Le MEAE bénéficie, de plus, de la réduction essentiellement conjoncturelle de certaines dépenses. Il en va ainsi de la réduction de 40 millions d'euros de la contribution du ministère à la Facilité européenne pour la paix (FEP), expliquée infra.

Des mesures de bonne gestion budgétaires, mais d'ordre essentiellement comptable, ont également permis de compenser la hausse d'autres enveloppes. Une estimation plus réaliste des capacités du ministère à mettre en oeuvre ses projets immobiliers a conduit à réduire de 10 millions d'euros les dépenses immobilières pour 2025. Bienvenue, cette mesure de sincérisation budgétaire présente un impact limité.

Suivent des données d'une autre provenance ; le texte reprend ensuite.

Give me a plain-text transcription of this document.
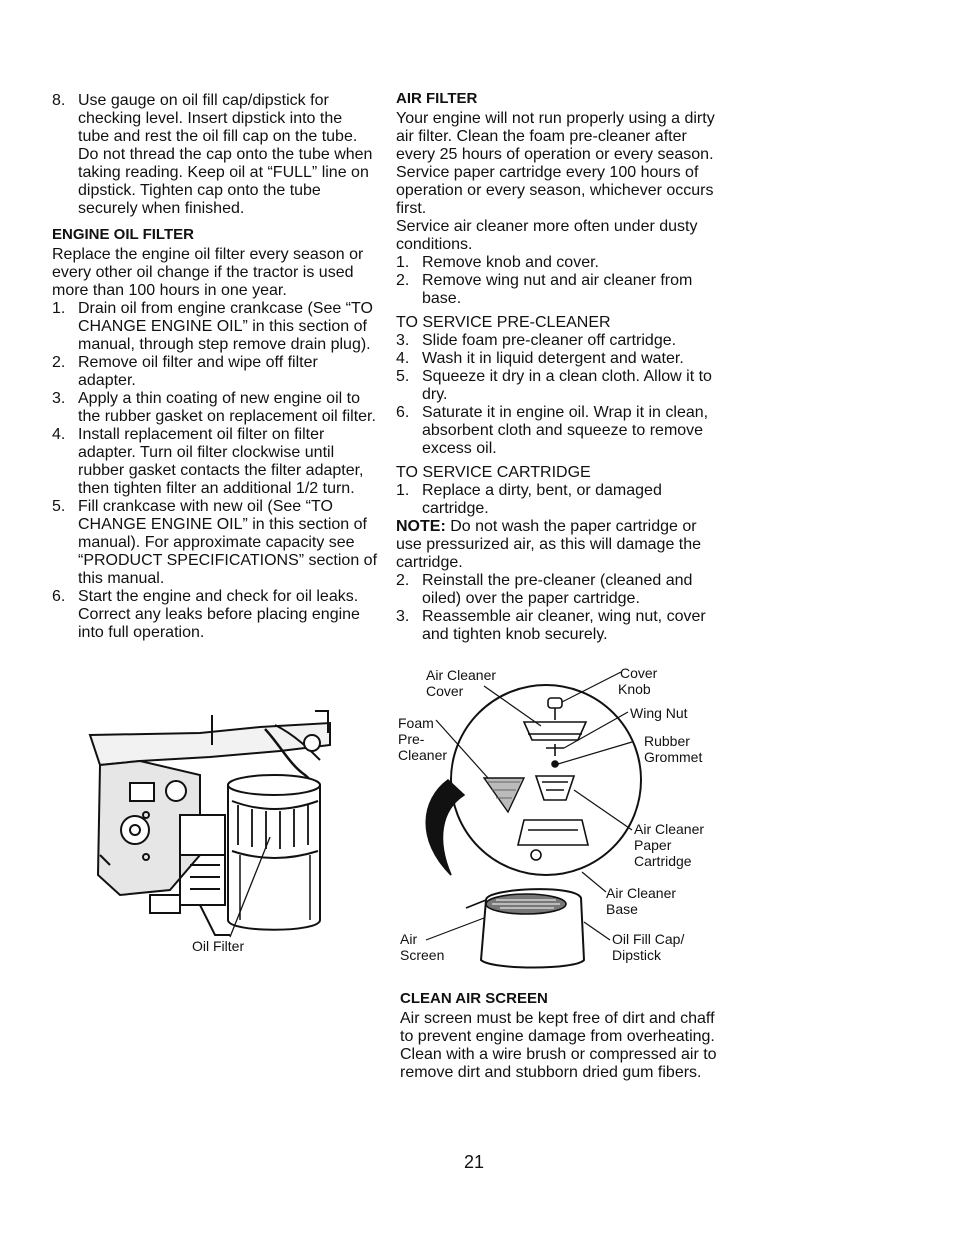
8. Use gauge on oil fill cap/dipstick for checking level. Insert dipstick into the tube and rest the oil fill cap on the tube. Do not thread the cap onto the tube when taking reading. Keep oil at “FULL” line on dipstick. Tighten cap onto the tube securely when finished.
ENGINE OIL FILTER

Replace the engine oil filter every season or every other oil change if the tractor is used more than 100 hours in one year.

1. Drain oil from engine crankcase (See “TO CHANGE ENGINE OIL” in this section of manual, through step remove drain plug).
2. Remove oil filter and wipe off filter adapter.
3. Apply a thin coating of new engine oil to the rubber gasket on replacement oil filter.
4. Install replacement oil filter on filter adapter. Turn oil filter clockwise until rubber gasket contacts the filter adapter, then tighten filter an additional 1/2 turn.
5. Fill crankcase with new oil (See “TO CHANGE ENGINE OIL” in this section of manual). For approximate capacity see “PRODUCT SPECIFICATIONS” section of this manual.
6. Start the engine and check for oil leaks. Correct any leaks before placing engine into full operation.
Oil Filter
AIR FILTER

Your engine will not run properly using a dirty air filter. Clean the foam pre-cleaner after every 25 hours of operation or every season. Service paper cartridge every 100 hours of operation or every season, whichever occurs first.

Service air cleaner more often under dusty conditions.

1. Remove knob and cover.
2. Remove wing nut and air cleaner from base.
TO SERVICE PRE-CLEANER
3. Slide foam pre-cleaner off cartridge.
4. Wash it in liquid detergent and water.
5. Squeeze it dry in a clean cloth. Allow it to dry.
6. Saturate it in engine oil. Wrap it in clean, absorbent cloth and squeeze to remove excess oil.
TO SERVICE CARTRIDGE
1. Replace a dirty, bent, or damaged cartridge.

NOTE: Do not wash the paper cartridge or use pressurized air, as this will damage the cartridge.

2. Reinstall the pre-cleaner (cleaned and oiled) over the paper cartridge.
3. Reassemble air cleaner, wing nut, cover and tighten knob securely.
Air Cleaner
Cover
Cover
Knob
Wing Nut
Foam
Pre-
Cleaner
Rubber
Grommet
Air Cleaner
Paper
Cartridge
Air Cleaner
Base
Air
Screen
Oil Fill Cap/
Dipstick
CLEAN AIR SCREEN

Air screen must be kept free of dirt and chaff to prevent engine damage from overheating. Clean with a wire brush or compressed air to remove dirt and stubborn dried gum fibers.

21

Ce refus de contribuer à l'effort de redressement des comptes publics a pu se constater dans les réponses aux questionnaires budgétaires des rapporteurs spéciaux. À titre d'exemple, à la question « Quelles lignes budgétaires ont été prioritairement préservées ? » pour la budgétisation 2025, la direction générale des affaires politique et de sécurité, responsable du programme 105 a répondu « Les contributions volontaires aux Organisations Internationales (...) [et] Les dépenses d'investissements dans notre outil diplomatique tels que l'informatique, la sécurité des agents à l'étranger et dans son agenda de transformation et ses ressources humaines ». Or ces lignes budgétaires constituent la majorité des dépenses du programme 105.

À cet égard, il est possible de citer la Cour des comptes qui indiquait dans sa dernière note d'exécution budgétaire que « les nouveaux moyens consacrés à certaines politiques portées par le ministère ne doivent pas exonérer le MEAE de maintenir un effort de maîtrise et d'optimisation de la dépense »10(*).

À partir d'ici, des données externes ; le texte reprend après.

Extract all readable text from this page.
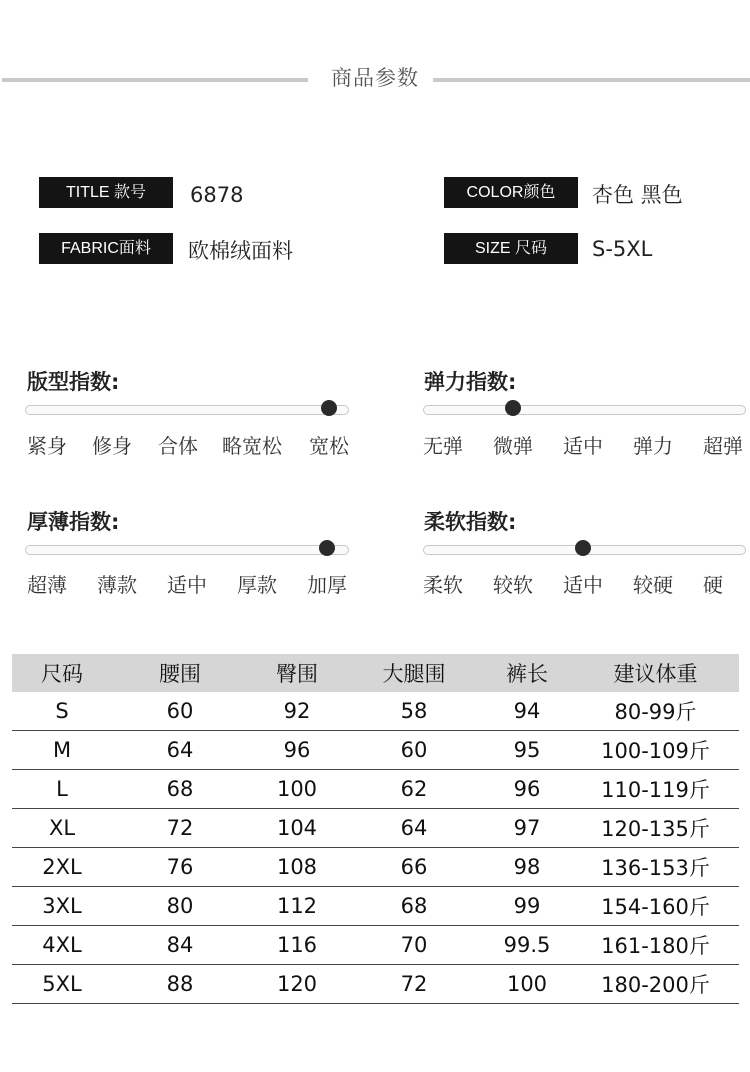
商品参数
TITLE 款号	6878
FABRIC面料	欧棉绒面料
COLOR颜色	杏色 黑色
SIZE 尺码	S-5XL
版型指数:
紧身 修身 合体 略宽松 宽松
弹力指数:
无弹 微弹 适中 弹力 超弹
厚薄指数:
超薄 薄款 适中 厚款 加厚
柔软指数:
柔软 较软 适中 较硬 硬
尺码	腰围	臀围	大腿围	裤长	建议体重
S	60	92	58	94	80-99斤
M	64	96	60	95	100-109斤
L	68	100	62	96	110-119斤
XL	72	104	64	97	120-135斤
2XL	76	108	66	98	136-153斤
3XL	80	112	68	99	154-160斤
4XL	84	116	70	99.5	161-180斤
5XL	88	120	72	100	180-200斤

À noter que le Gouvernement a annoncé qu'il déposerait un amendement de baisse des crédits pour reporter sur la mission « Action extérieure de l'État », les mesures relatives aux indemnités journalières et aux jours de carence. D'un montant de 5,52 millions d'euros, ces économies se répartiraient entre :

- 4,3 millions d'euros en AE et en CP sur le programme 105, sur les dépenses de titre 2 de la mission ;

- 1,2 million d'euros en AE et en CP sur le programme 185 sur les subventions pour charges de service public versées aux opérateurs de la mission.


* 8 Soit une modération à hauteur de 10 % de la hausse des crédits prévue par le projet de loi de finances pour 2024.

* 9 Comprenant le programme 209 de la mission APD.

* 10 Cour des comptes, Note d'exécution budgétaire - Mission Action extérieure de l'État, avril 2024.